BP, which began selling gasoline in Britain in the 1920s, has long been a company that cared a lot about its name -- and changed it several times. After it bought Amoco in 1998, the company British Petroleum to become BP Amoco, then two years later shortened it to BP, to signify that it was more than a petroleum company and emphasize its investments in alternative energy.

The company dropped the shield and torch that had represented British Petroleum and Amoco and adopted a logo called the Helios, which looks like a sunflower bursting with petals.

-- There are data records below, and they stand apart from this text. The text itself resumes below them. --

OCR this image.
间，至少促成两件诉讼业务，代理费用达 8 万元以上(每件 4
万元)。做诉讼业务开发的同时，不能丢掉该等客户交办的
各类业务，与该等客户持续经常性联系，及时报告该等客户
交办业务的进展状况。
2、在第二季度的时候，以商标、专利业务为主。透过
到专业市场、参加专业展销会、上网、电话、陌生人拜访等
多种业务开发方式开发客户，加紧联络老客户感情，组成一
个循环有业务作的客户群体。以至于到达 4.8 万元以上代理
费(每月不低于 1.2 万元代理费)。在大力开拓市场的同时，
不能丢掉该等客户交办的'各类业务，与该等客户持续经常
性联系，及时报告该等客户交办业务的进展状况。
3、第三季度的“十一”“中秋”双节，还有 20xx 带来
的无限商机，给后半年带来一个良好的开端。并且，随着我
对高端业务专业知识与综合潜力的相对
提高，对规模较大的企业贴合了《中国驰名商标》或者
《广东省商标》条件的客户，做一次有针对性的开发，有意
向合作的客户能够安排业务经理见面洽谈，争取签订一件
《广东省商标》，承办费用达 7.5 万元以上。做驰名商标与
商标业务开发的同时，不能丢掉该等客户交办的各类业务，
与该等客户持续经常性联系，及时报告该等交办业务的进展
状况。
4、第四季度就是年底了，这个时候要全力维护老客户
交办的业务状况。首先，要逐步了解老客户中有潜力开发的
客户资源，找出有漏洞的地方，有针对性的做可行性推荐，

BP says the design is named after the Greek sun god and represents "dynamic energy in all its forms."

The company's Web site declares that its brand can be summed up in two words: "beyond petroleum." Its executives have preached the importance of "social responsibility on a global scale" at major business conferences.

As British Petroleum, it won the support of some environmental groups in 1997 when it announced that it agreed with scientists that global warming stems from an excess of carbon dioxide and other greenhouse gases released through the burning of fossil fuels. It pledged to greatly increase its investment in solar power. Still, other environmentalists, including Greenpeace, called such investments a relatively insignificant part of the company's portfolio. In 2000, more than 10,000 students from seven Ivy League schools signed a pledge refusing to accept jobs at BP Amoco because the company had pursued permission to drill in the Arctic National Wildlife Refuge.